The men are from Shane’s religious/militaristic sect, and kidnap the children, leaving Rhys on the ground with a broken cheekbone. He has a few (but very good) friends, though, and is determined to get the children back. The tension in the novel increases considerably as events shift to the AOL compound in Idaho.

It would be easy to demonize Shane, but this author has a gift for humanizing even the less likely characters.
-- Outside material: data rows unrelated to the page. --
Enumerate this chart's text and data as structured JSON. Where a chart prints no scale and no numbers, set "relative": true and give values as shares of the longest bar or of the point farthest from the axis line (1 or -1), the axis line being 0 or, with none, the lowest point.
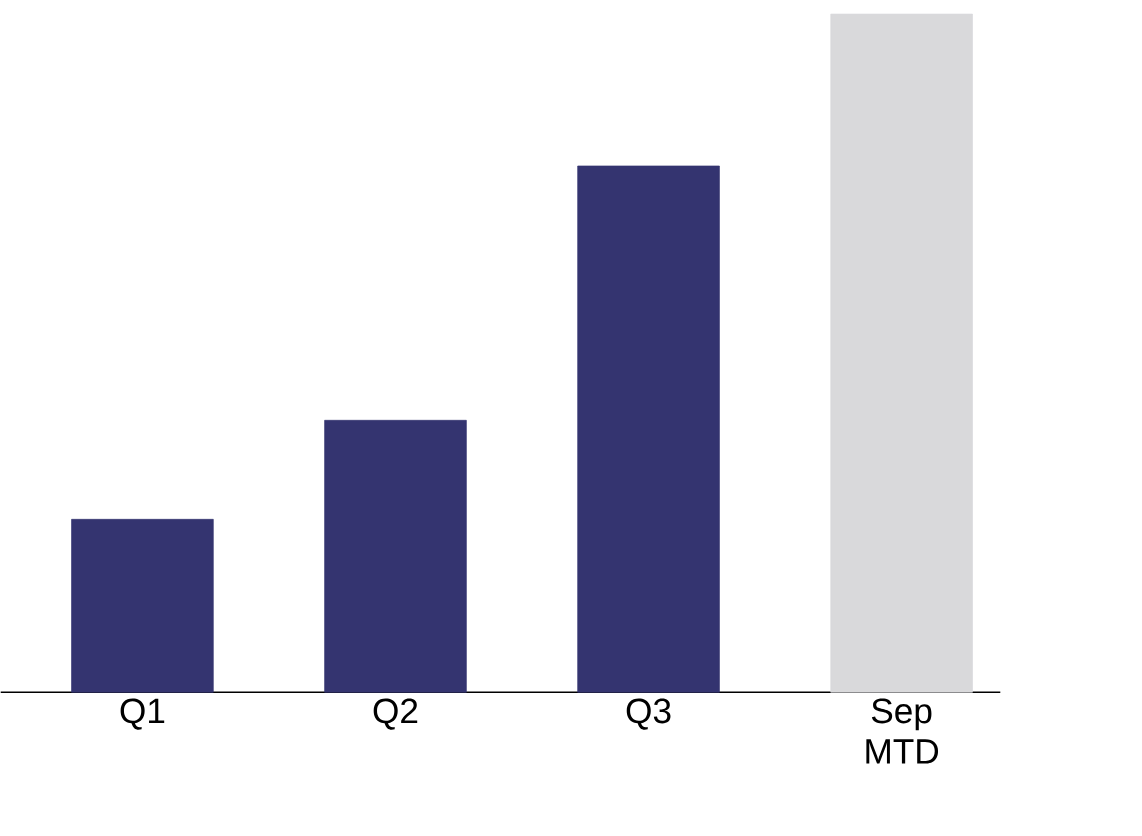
{
  "chart_data": {
    "type": "bar",
    "relative": true,
    "categories": [
      "Q1",
      "Q2",
      "Q3",
      "Sep MTD"
    ],
    "values": [
      0.255,
      0.401,
      0.776,
      1
    ],
    "colors": [
      "#343470",
      "#343470",
      "#343470",
      "#d9d9db"
    ]
  }
}
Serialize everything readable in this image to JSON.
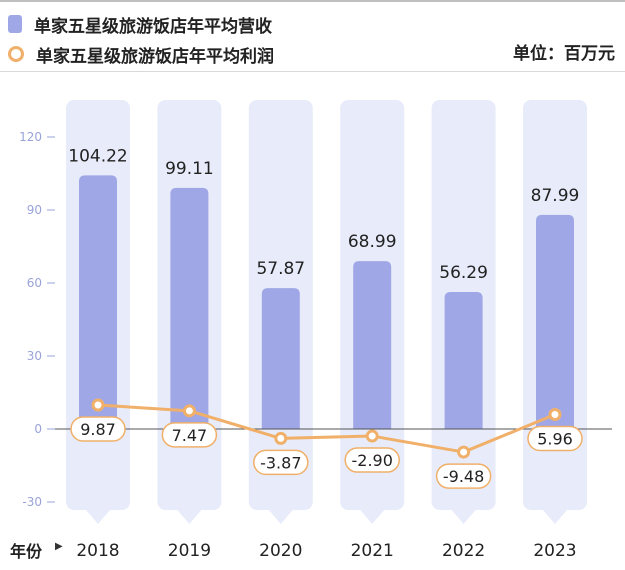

Shane Collins, on probation for possession, found himself weeping at a court-ordered NA meeting .. he felt the Lord come into his soul. [..] He remembered thinking: That is what God can do. He can make the fear go away.

Walter is searing about these religious/military groups:

fanatics who were always skulking around Pride parades and MLK Day marches in Spokane and Coeur d’Alene, and who, during the pandemic and the Black Lives Matter protests, had shown up for unsolicited security-guard duty at shopping malls and downtown stores, in their Don’t-Tread-On-Me-I-got-a-small-dick pickup trucks and their Kevlar vests over their black Tshirts, their semiautomatic rifles Baby-Bjorned to their fat guts like the shithead soldier/cop-wannabees they were (even though none of them had the stones to go and join the actual military, or the brains to pass a simple law enforcement test)

Rhys is at the center of this novel, but the other characters are far from minor, including Bethany’s aging ex-boyfriend who plays in a band, Rhys’ ex-girlfriend who is Asian-American, and and Chuck Littlefield, retired homicide detective. Rhys’ Native American friends Brian and Joanie are wry and funny.

[Asher] “Do you have a warrior name?”

“Sure,” Brian said. “I am known to my people as Standing Water. My older sister is Flooded Basement and my younger brother is Ruined Carpet. [..] And you?”

Asher took his hand. “I am known to my people as Asher”, he said.

And yet, Brian and Joanie are far more than wisecracking Native American sidekicks. Brian is ex-Army, a noted sharpshooter, with a life and personality that exist well beyond the perimeters of the novel. Joanie has her own personality, and something of a history with Rhys.

The stakes are high (kidnapped children, armed fundamentalist gunmen, lost women …) and yet, as you see, the author infuses it with wry humour. At a time when it is all too easy to be depressed about the state of the world, he also somehow manages to bring in a sense of hope, forgiveness and reconciliation.

Jeff Walters continues to be one of my favourite American authors.